Network planners are on holiday last week. With only a 67,000 change in global seats last week compared to two weeks ago; less than 0.2% change it could be assumed that those planning scheduled have either given up trying to plan around lockdowns and quarantines or taking a well-deserved rest. Unfortunately, that 67,000 is a reduction on two weeks ago’s capacity and we are now at 58.2 million weekly seats; that’s an 11% increase over the last four weeks leaving us with just over (50.6%) of the capacity available last year.
Typically, the last full working week of December sees global capacity at around 10 million seats less than a typical week in August; extrapolate that forward and we could be looking at some 48 million scheduled seats a week in December this year. That would equate to a decline year on year of some 62 million seats or a decline of 57% year on year.
Since the middle of February when capacity began to decline there have been some 1.6 Billion fewer seats operated than in 2019. Assume 75% of those seats were occupied and an average yield of around USD 150 and the scale of revenue losses comes sharply into focus. That is a lot of revenue!
Chart 1 – Scheduled Airline Capacity by Week Compared to Schedules Filed on 20th January 2020 & Previous Year
Two regions have seen quite strong growth in the two weeks ago; Lower South America and South Asia although in the case of Lower South America scheduled capacity remains at less than one quarter of the January level. In fact, six of the top ten regional markets remain at below half of their historic capacity levels and in many cases have been “treading water” for the last few months.
Upper South America (Colombia, Peru, Venezuela etc) remains the region continuing to report the largest percentage decline in capacity since January with Colombia in particular at less than 2% of its base capacity point and in virtual lockdown for any scheduled airline services.
Table 1 – Scheduled Airline Capacity by Region, 20th Jan – 23rd August 2020 by Region
The top ten country markets are the same ten as two weeks ago with the only movement being India moving ahead of the United Kingdom. Japan remains in third spot but a 9.5% reduction in capacity as a result of ANA dropping some 86,000 seats last week places the country at risk of being overtaken by the Russian Federation in the coming weeks. The Russian Federation is the only country market to be reporting capacity growth above their January base point; perhaps proving the value of having a vaccine available for all!
Table 2- Scheduled Capacity, Top 10 Countries Markets
Ryanair’s bullish growth reflects some adjustments in the coding of their flights between their airline operating divisions (Lauda and Malta Air) but now moves them to the largest airline outside of the United States and China with some 2.2 million scheduled seats a week. ANA’s capacity reduction sees them drop to tenth place in the table but with some 200,000 seats a week more than eleventh placed Turkish Airlines their place seems assured for the next few weeks at least.
The news that authorities in Singapore are looking at ways of facilitating more transfer traffic will be welcomed by the local airlines; Singapore Airlines in particular are still only operating some 6% of their normal capacity with more than half a million seats a week not being operated at the moment. Meanwhile, further north, Cathay Pacific who were already impacted by political disturbances before Covid-19 are only operating 11% of capacity.
Table 3- Scheduled Capacity Top 10 Airlines
With capacity data showing only the smallest of changes last week we’ve taken a look at how capacity has changed across the three major airline alliances during Covid-19. Given that Skyteam, at least for now, appears to have been slightly less impacted than its two competitors. This can in part be explained by some of their members; Vietnam Airlines, Aeroflot and Xiamen Airlines operating at very near to normal capacity levels.

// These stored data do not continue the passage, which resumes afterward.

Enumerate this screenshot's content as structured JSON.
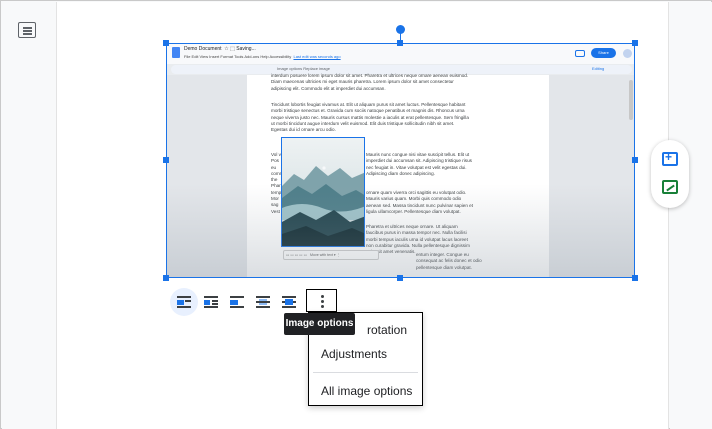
{
  "embedded_doc": {
    "title": "Demo Document",
    "saving": "Saving...",
    "menu": "File  Edit  View  Insert  Format  Tools  Add-ons  Help  Accessibility",
    "last_edit": "Last edit was seconds ago",
    "share": "Share",
    "toolbar_text": "Image options     Replace image",
    "editing": "Editing",
    "para1": "interdum posuere lorem ipsum dolor sit amet. Pharetra et ultrices neque ornare aenean euismod. Diam maecenas ultricies mi eget mauris pharetra. Lorem ipsum dolor sit amet consectetur adipiscing elit. Commodo elit at imperdiet dui accumsan.",
    "para2": "Tincidunt lobortis feugiat vivamus at. Elit ut aliquam purus sit amet luctus. Pellentesque habitant morbi tristique senectus et. Gravida cum sociis natoque penatibus et magnis dis. Rhoncus urna neque viverra justo nec. Mauris cursus mattis molestie a iaculis at erat pellentesque. Sem fringilla ut morbi tincidunt augue interdum velit euismod. Elit duis tristique sollicitudin nibh sit amet. Egestas dui id ornare arcu odio.",
    "para3": "Mauris nunc congue nisi vitae suscipit tellus. Elit ut imperdiet dui accumsan sit. Adipiscing tristique risus nec feugiat in. Vitae volutpat est velit egestas dui. Adipiscing diam donec adipiscing.",
    "para4": "ornare quam viverra orci sagittis eu volutpat odio. Mauris varius quam. Morbi quis commodo odio aenean sed. Massa tincidunt nunc pulvinar sapien et ligula ullamcorper. Pellentesque diam volutpat.",
    "para5": "Pharetra et ultrices neque ornare. Ut aliquam faucibus purus in massa tempor nec. Nulla facilisi morbi tempus iaculis urna id volutpat lacus laoreet non curabitur gravida. Nulla pellentesque dignissim enim sit amet venenatis.",
    "para6": "entum integer. Congue eu consequat ac felis donec et odio pellentesque diam volutpat.",
    "left_frag": "Vol vol Pos eu comm the Phar temp Mor sag Vest",
    "image_bar": "Move with text"
  },
  "image_toolbar": {
    "wrap_options": [
      "In line",
      "Wrap text",
      "Break text",
      "Behind text",
      "In front of text"
    ],
    "more_label": "Image options"
  },
  "tooltip": "Image options",
  "menu": {
    "items": [
      "rotation",
      "Adjustments",
      "All image options"
    ]
  }
}
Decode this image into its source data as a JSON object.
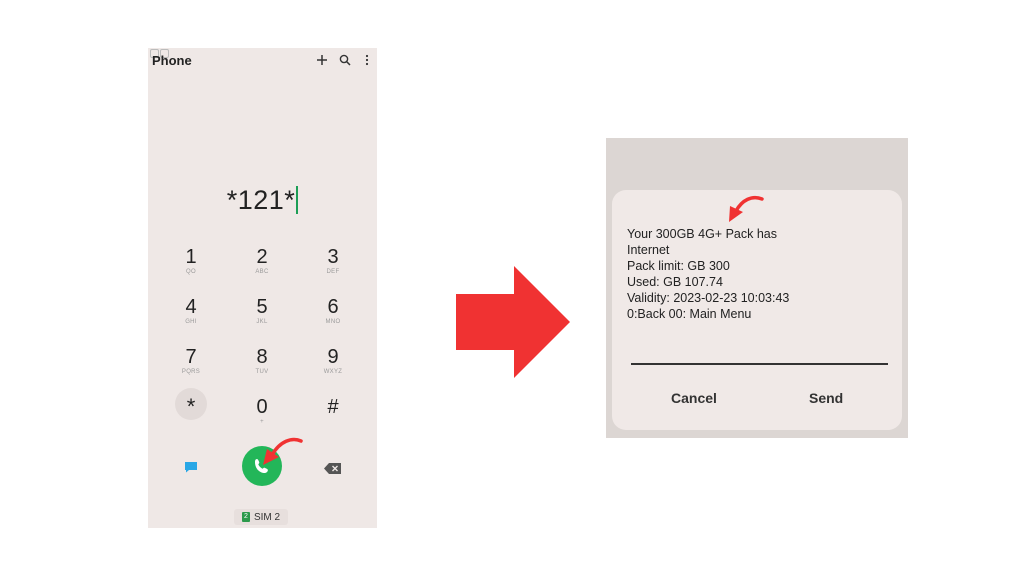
{
  "phone": {
    "title": "Phone",
    "header_icons": [
      "plus-icon",
      "search-icon",
      "more-vert-icon"
    ],
    "dialed_number": "*121*",
    "keypad": [
      {
        "digit": "1",
        "letters": "QO"
      },
      {
        "digit": "2",
        "letters": "ABC"
      },
      {
        "digit": "3",
        "letters": "DEF"
      },
      {
        "digit": "4",
        "letters": "GHI"
      },
      {
        "digit": "5",
        "letters": "JKL"
      },
      {
        "digit": "6",
        "letters": "MNO"
      },
      {
        "digit": "7",
        "letters": "PQRS"
      },
      {
        "digit": "8",
        "letters": "TUV"
      },
      {
        "digit": "9",
        "letters": "WXYZ"
      },
      {
        "digit": "*",
        "letters": ""
      },
      {
        "digit": "0",
        "letters": "+"
      },
      {
        "digit": "#",
        "letters": ""
      }
    ],
    "sim_badge": "2",
    "sim_label": "SIM 2",
    "accent_color": "#23b659"
  },
  "arrow_color": "#f03232",
  "ussd": {
    "lines": [
      "Your 300GB 4G+ Pack has",
      "Internet",
      "Pack limit: GB 300",
      "Used: GB 107.74",
      "Validity: 2023-02-23 10:03:43",
      "0:Back 00: Main Menu"
    ],
    "cancel_label": "Cancel",
    "send_label": "Send"
  }
}
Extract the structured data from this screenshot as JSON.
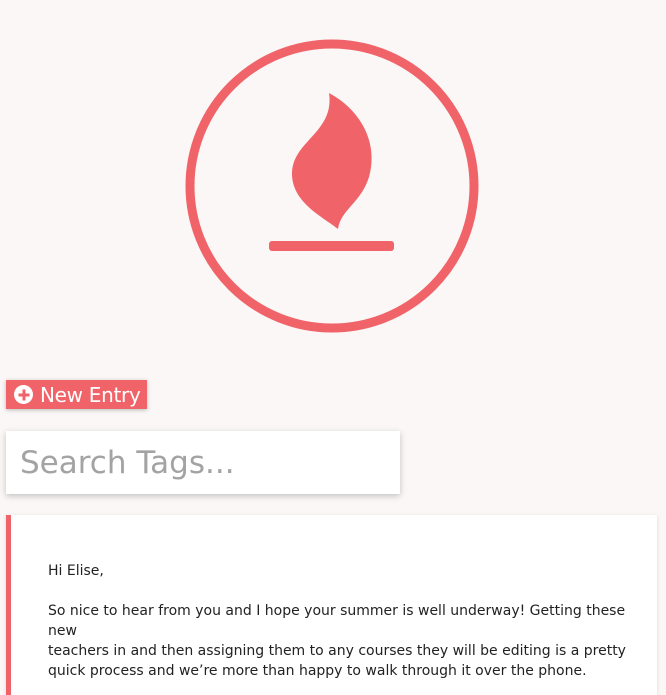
{
  "brand": {
    "logo_icon": "flame-icon",
    "accent_color": "#f06469"
  },
  "toolbar": {
    "new_entry_icon": "plus-circle-icon",
    "new_entry_label": "New Entry"
  },
  "search": {
    "placeholder": "Search Tags...",
    "value": ""
  },
  "entry": {
    "greeting": "Hi Elise,",
    "lines": [
      "So nice to hear from you and I hope your summer is well underway! Getting these new",
      "teachers in and then assigning them to any courses they will be editing is a pretty",
      "quick process and we’re more than happy to walk through it over the phone."
    ]
  }
}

Table 4 – Alliance Capacity
The early indication for capacity in the next few weeks points to similar levels of capacity as reported last week. In some markets the first week of September is being seen as the point of recovery with various government restrictions planned to ease; however, some countries are already extending those restrictions to the end of the month. South America in particular appears to be a region where additional capacity is very unlikely before the end of September which may impact the potential for COPA in particular to reopen their Panama hub in the next few weeks.
Overlay those challenges with escalating infection rates in most parts of the world and IATA’s forecast of an industry loss of USD 84 Billion this year looks as optimistic as Brighton wining the Premier League; miracles do happen but expect that USD 84 to be closer to or indeed higher than USD 100 Billion by the end of the year.
The sooner 2020 disappears then the better for everyone!